O dirigente sindical liderou uma delegação da UGT que se reuniu, a seu pedido, com o presidente da República a quem deram conta das suas preocupações relativamente à redução das indemnizações por despedimento.

O Governo entregou no Parlamento no início do mês uma proposta legislativa para reduzir as indemnizações dos atuais 20 dias para 12 dias de remuneração por cada ano de antiguidade, alegando ser esta a média praticada na União Europeia.

"Dirigimos dois pedidos ao senhor Presidente da República: um para que intervenha junto dos partidos com representação parlamentar, dado que a proposta de lei está na Assembleia da República, e outro para que intervenha junto do Governo para garantir a constituição do Fundo de Compensação", disse o líder da UGT.

Proença considerou a constituição do Fundo fundamental porque garante o pagamento de metade das indemnizações aos trabalhadores que fiquem sem o posto de trabalho.

"O Fundo é fundamental porque envolve muitos trabalhadores.
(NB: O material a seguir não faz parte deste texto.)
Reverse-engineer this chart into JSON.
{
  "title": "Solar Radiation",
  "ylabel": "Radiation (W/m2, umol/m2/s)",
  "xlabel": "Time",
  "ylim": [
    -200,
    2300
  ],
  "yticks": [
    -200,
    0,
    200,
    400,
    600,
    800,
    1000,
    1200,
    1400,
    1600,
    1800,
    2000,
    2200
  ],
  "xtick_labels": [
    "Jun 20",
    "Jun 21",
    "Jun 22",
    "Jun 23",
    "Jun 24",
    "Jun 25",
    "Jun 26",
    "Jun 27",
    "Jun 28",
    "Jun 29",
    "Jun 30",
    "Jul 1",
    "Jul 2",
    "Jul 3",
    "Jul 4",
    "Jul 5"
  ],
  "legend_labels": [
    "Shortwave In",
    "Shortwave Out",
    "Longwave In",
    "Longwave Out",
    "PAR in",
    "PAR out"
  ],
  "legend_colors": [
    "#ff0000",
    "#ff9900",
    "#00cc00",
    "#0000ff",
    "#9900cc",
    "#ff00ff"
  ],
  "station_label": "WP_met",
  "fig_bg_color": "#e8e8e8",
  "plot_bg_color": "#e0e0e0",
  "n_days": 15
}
Só no ano passado 33.000 trabalhadores perderam o emprego e não receberam a respetiva indemnização", defendeu o sindicalista.

O secretário-geral da UGT reafirmou que o Governo não está a cumprir o acordo de concertação assinado há um ano, que previa esta nova redução das indemnizações por despedimento, para a média do valor praticado na união europeia, mas em simultâneo com o Fundo de Compensação do Trabalho.

Proença considerou ainda que a média das indemnizações na União Europeia não é de 12 dias de remuneração por cada ano de antiguidade mas sim superior.

Assegurou que a UGT continua empenhada em que o acordo de concertação seja cumprido e em contribuir para soluções que beneficiem os trabalhadores.

No encontro com Cavaco Silva a UGT pediu também ao Presidente que use da sua influência para sensibilizar a 'troika' para a necessidade de não reduzir tanto o valor das indemnizações por cessação do contrato de trabalho.